The secondary xylem (fig. 148, A, x2) consists of radially arranged scalariform tracheae with associated rows of parenchymatous cells which form medullary rays (fig. 149, mr). Leaf-traces pass through the medullary rays in the secondary xylem cylinder in a direction at right angles to the primary xylem stele from which they are given off, but at the outer edge of the secondary xylem they bend suddenly upwards and for a time follow a steep and almost vertical course.

In well-preserved longitudinal sections the outermost secondary xylem tracheae are seen to be succeeded by a few narrow and vertically elongated elements (fig. 149, A, a), which represent young unlignified tracheae: these are followed by shorter parenchymatous cells (m) forming part of a meristematic zone from which the secondary xylem receives additions.

Returning to fig. 148, A; the zone of secondary wood, x2, composed of scalariform tracheids and medullary rays, is succeeded by a few layers of parenchymatous cells and beyond this is a broader zone, sc, to which the term secretory zone has been applied[272]; this is made up of small parenchymatous cells varying in size and of larger spaces which appear to have been formed by the disorganisation of thin-walled elements.

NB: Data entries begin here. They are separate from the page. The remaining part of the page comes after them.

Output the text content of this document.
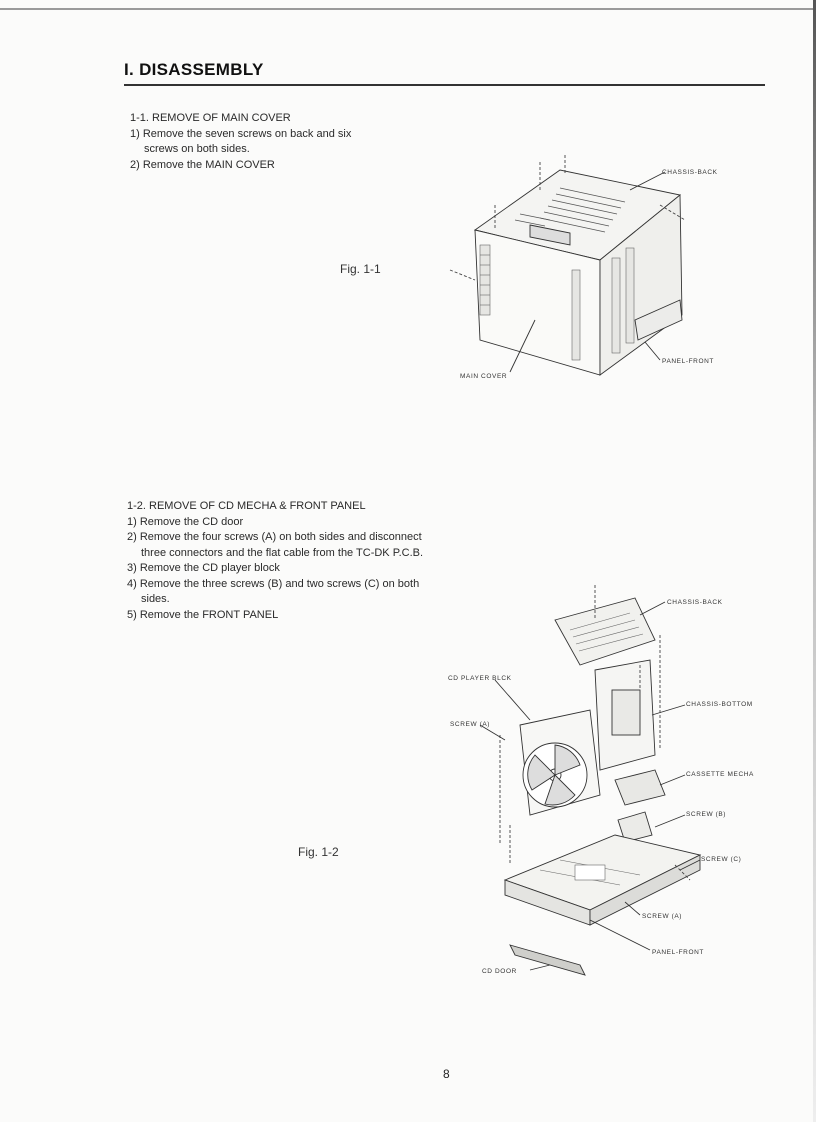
I. DISASSEMBLY
1-1. REMOVE OF MAIN COVER
1) Remove the seven screws on back and six screws on both sides.
2) Remove the MAIN COVER
Fig. 1-1
CHASSIS-BACK
PANEL-FRONT
MAIN COVER
1-2. REMOVE OF CD MECHA & FRONT PANEL
1) Remove the CD door
2) Remove the four screws (A) on both sides and disconnect three connectors and the flat cable from the TC-DK P.C.B.
3) Remove the CD player block
4) Remove the three screws (B) and two screws (C) on both sides.
5) Remove the FRONT PANEL
Fig. 1-2
CHASSIS-BACK
CD PLAYER BLCK
SCREW (A)
CHASSIS-BOTTOM
CASSETTE MECHA
SCREW (B)
SCREW (C)
SCREW (A)
PANEL-FRONT
CD DOOR
8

The whole zone presents a characteristic appearance due to the association of small cells, large clear spaces, and a certain amount of dark-coloured material suggestive of tissue disorganisation and secreted products. The anatomical characters of the secretory zone are shown in the photograph, fig. 168, A, sc. Several leaf-traces are seen in transverse section in the secretory zone (black dots in fig. 148, A, sc; fig. 154, C, lt): each trace consists of a strand of narrow tracheae accompanied by a few encircling layers of small parenchymatous cells. As a trace continues its steeply ascending course through the secretory zone, it becomes associated with a strand of that tissue and assumes the form of a collateral vascular bundle, the outer part of which does not consist of typical phloem but of shorter elements derived from the secretory zone. Beyond the secretory zone we find a more homogeneous tissue composed of parenchymatous elements slightly extended tangentially (figs. 148, A, c1; fig. 168, A, c); this is spoken of as the inner cortical region. In the great majority of sections of L. vasculare as of other species of the genus, the broader middle cortex (fig. 148, c2) is occupied by mineral matter, introduced subsequent to decay of the tissue; or it is represented by patches of delicate tissue composed of loosely arranged parenchymatous cells varying considerably in size and shape, some being small, oval or polygonal elements while others have the form of sinuous hypha-like tubes.

In this middle cortical region may be seen leaf-traces passing outwards in an almost horizontal course (fig. 148, A, lt): after leaving the inner cortex the leaf-traces bend somewhat abruptly outwards to follow a more direct path through the middle and outer cortex. The ring of tissue, s, seen in the middle cortex of fig. 148, A, belongs to a Stigmarian rootlet.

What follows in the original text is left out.